The analogy is this: there are four blind men who discover an elephant. Since the men have never encountered an elephant, they grope about, seeking to understand and describe this new phenomenon. One grasps the trunk and concludes it is a snake. Another explores one of the elephant’s legs and describes it as a tree. A third finds the elephant’s tail and announces that it is a rope. And the fourth blind man, after discovering the elephant’s side, concludes that it is, after all, a wall. Each in his blindness is describing the same thing: an elephant. Yet each describes the same thing in a radically different way.
According to many, this is analogous to the different religions of the world — they are describing the same thing in radically different ways. Thus one should conclude that no individual religion has a corner on truth, but that all should be viewed as essentially equally valid.
If God is infinite and we are finite, they maintain, it is reasonable to believe that none of us can fully capture his nature.
But does this elephant analogy demonstrate the truth that all religions lead to God? To conclude that it does would ignore several points:
First, there is a fact of the matter: the elephant. What the blind men are attempting to describe is in fact an elephant, not something else. Just so, there are factual questions regarding God. “Does God even exist?” is a question of fact, much like, “Was Abraham Lincoln ever President of the United States?” If so, it would be true whether anyone believes it or not, and to deny it, one would be mistaken. Thus, not all opinions, whether concerning elephants or the nature of God, are equally true.

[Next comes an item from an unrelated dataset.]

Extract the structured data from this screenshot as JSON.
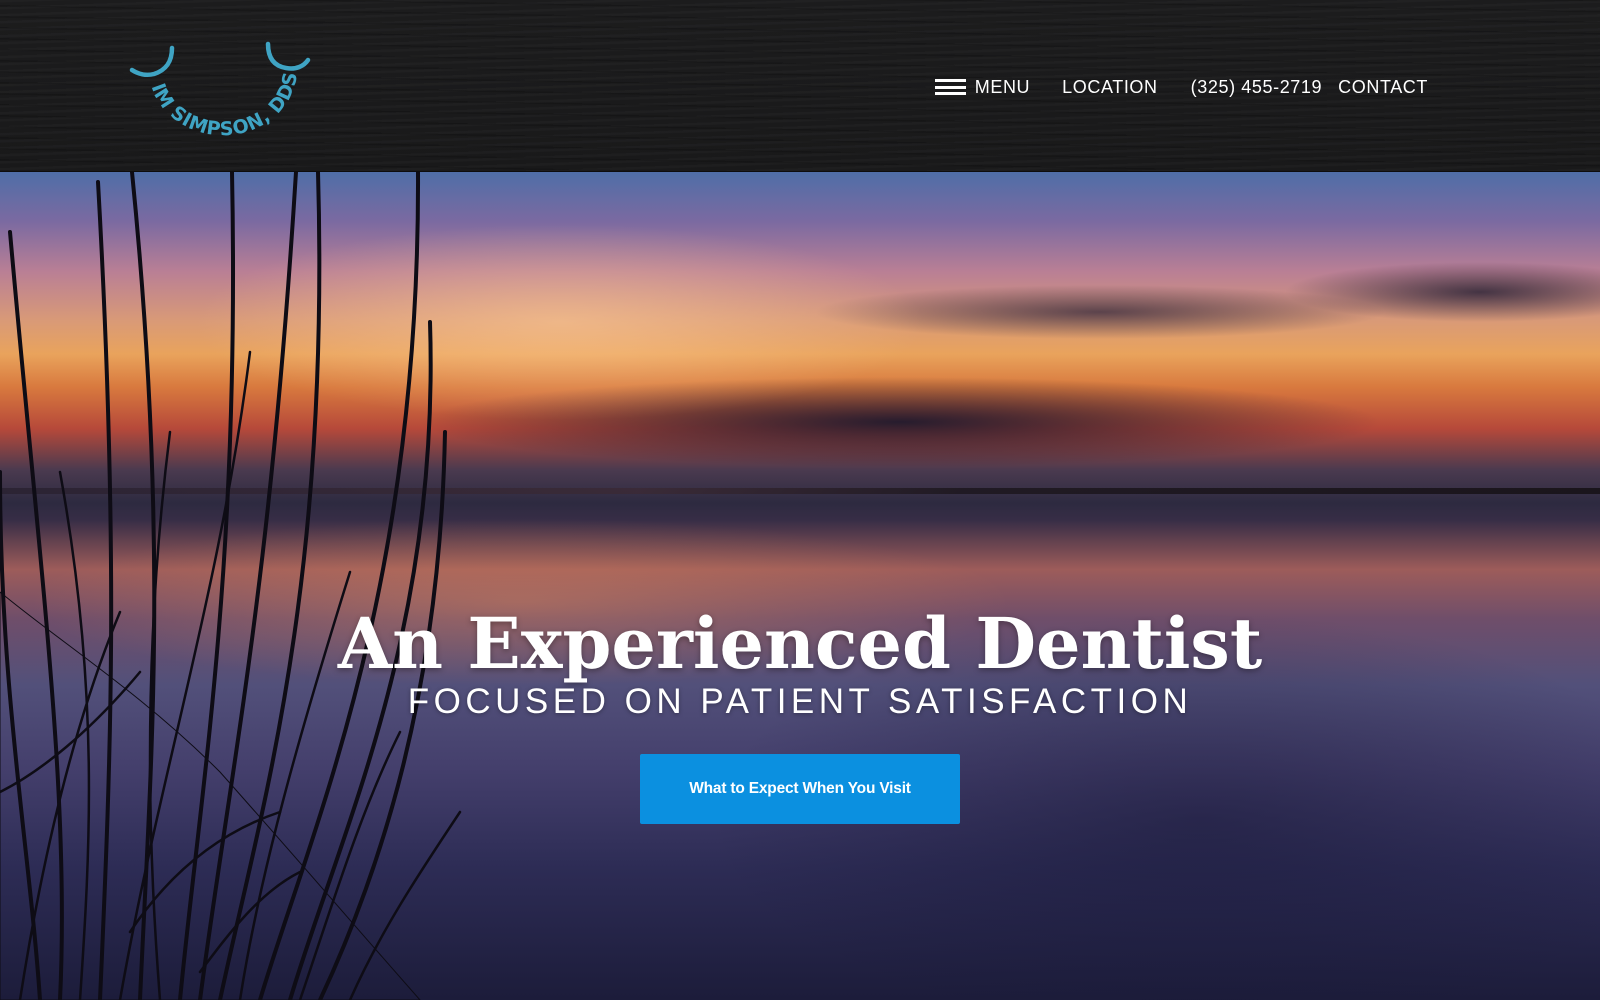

Second, all four blind men are, in fact, mistaken. It is an elephant and not a wall, or a rope, or a tree, or a snake. Their opinions are not equally true — they are equally, and actually false. At best, such an analogy of religious pluralism would show that all religions are false, not true.

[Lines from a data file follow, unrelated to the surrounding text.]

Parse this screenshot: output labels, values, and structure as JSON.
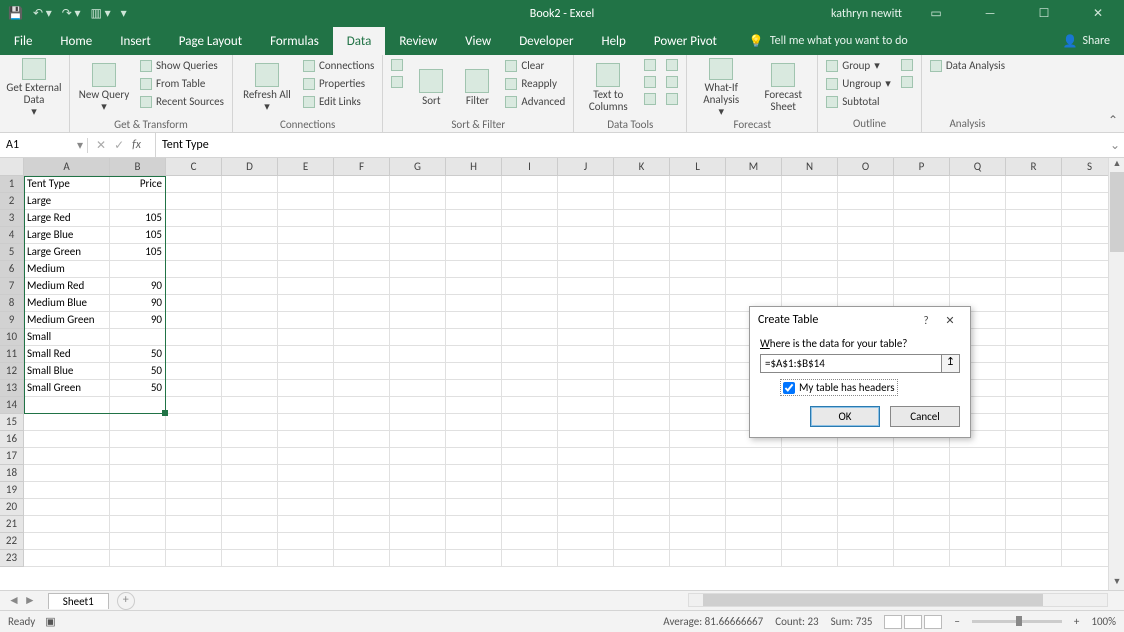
{
  "title": "Book2  -  Excel",
  "user": "kathryn newitt",
  "tabs": [
    "File",
    "Home",
    "Insert",
    "Page Layout",
    "Formulas",
    "Data",
    "Review",
    "View",
    "Developer",
    "Help",
    "Power Pivot"
  ],
  "active_tab": "Data",
  "tell_me": "Tell me what you want to do",
  "share": "Share",
  "ribbon_groups": {
    "get_transform": {
      "label": "Get & Transform",
      "ext_data": "Get External Data",
      "new_query": "New Query",
      "show_queries": "Show Queries",
      "from_table": "From Table",
      "recent_sources": "Recent Sources"
    },
    "connections": {
      "label": "Connections",
      "refresh": "Refresh All",
      "connections": "Connections",
      "properties": "Properties",
      "edit_links": "Edit Links"
    },
    "sort_filter": {
      "label": "Sort & Filter",
      "sort": "Sort",
      "filter": "Filter",
      "clear": "Clear",
      "reapply": "Reapply",
      "advanced": "Advanced"
    },
    "data_tools": {
      "label": "Data Tools",
      "ttc": "Text to Columns"
    },
    "forecast": {
      "label": "Forecast",
      "whatif": "What-If Analysis",
      "sheet": "Forecast Sheet"
    },
    "outline": {
      "label": "Outline",
      "group": "Group",
      "ungroup": "Ungroup",
      "subtotal": "Subtotal"
    },
    "analysis": {
      "label": "Analysis",
      "data_analysis": "Data Analysis"
    }
  },
  "name_box": "A1",
  "formula_text": "Tent Type",
  "columns": [
    "A",
    "B",
    "C",
    "D",
    "E",
    "F",
    "G",
    "H",
    "I",
    "J",
    "K",
    "L",
    "M",
    "N",
    "O",
    "P",
    "Q",
    "R",
    "S"
  ],
  "col_widths": {
    "A": 86,
    "B": 56,
    "default": 56
  },
  "row_count": 23,
  "data_rows": [
    [
      "Tent Type",
      "Price"
    ],
    [
      "Large",
      ""
    ],
    [
      "Large Red",
      "105"
    ],
    [
      "Large Blue",
      "105"
    ],
    [
      "Large Green",
      "105"
    ],
    [
      "Medium",
      ""
    ],
    [
      "Medium Red",
      "90"
    ],
    [
      "Medium Blue",
      "90"
    ],
    [
      "Medium Green",
      "90"
    ],
    [
      "Small",
      ""
    ],
    [
      "Small Red",
      "50"
    ],
    [
      "Small Blue",
      "50"
    ],
    [
      "Small Green",
      "50"
    ]
  ],
  "selection": {
    "range": "A1:B14",
    "rows": 14,
    "cols": 2
  },
  "sheet_tab": "Sheet1",
  "status": {
    "mode": "Ready",
    "average_label": "Average:",
    "average": "81.66666667",
    "count_label": "Count:",
    "count": "23",
    "sum_label": "Sum:",
    "sum": "735",
    "zoom": "100%"
  },
  "dialog": {
    "title": "Create Table",
    "prompt_pre": "W",
    "prompt_post": "here is the data for your table?",
    "range": "=$A$1:$B$14",
    "checkbox_pre": "M",
    "checkbox_post": "y table has headers",
    "checked": true,
    "ok": "OK",
    "cancel": "Cancel"
  }
}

Third, and most important, the analogy does not take into account any kind of special revelation. If a fifth man were to arrive on the scene, one who could see (and who was able to demonstrate his credentials of having sight), and he were to describe the elephant as an elephant, then it would change the analogy entirely.
Jesus Christ, unique among all religious leaders of history, claimed to be such a “fifth man,” a definitive revelation of God. Many of the people who watched Jesus’ miracles and heard him speak were offended by his clear statements about his deity. “This was why [they] sought all the more to kill him, because he not only broke the sabbath but also called God his own Father, making himself equal with God” (John 5:18).
Jesus however, invited us to believe in him if we want our search for God satisfied: “I am the bread of life; he who comes to me shall not hunger, and he who believes in me shall never thirst” (John 6:35).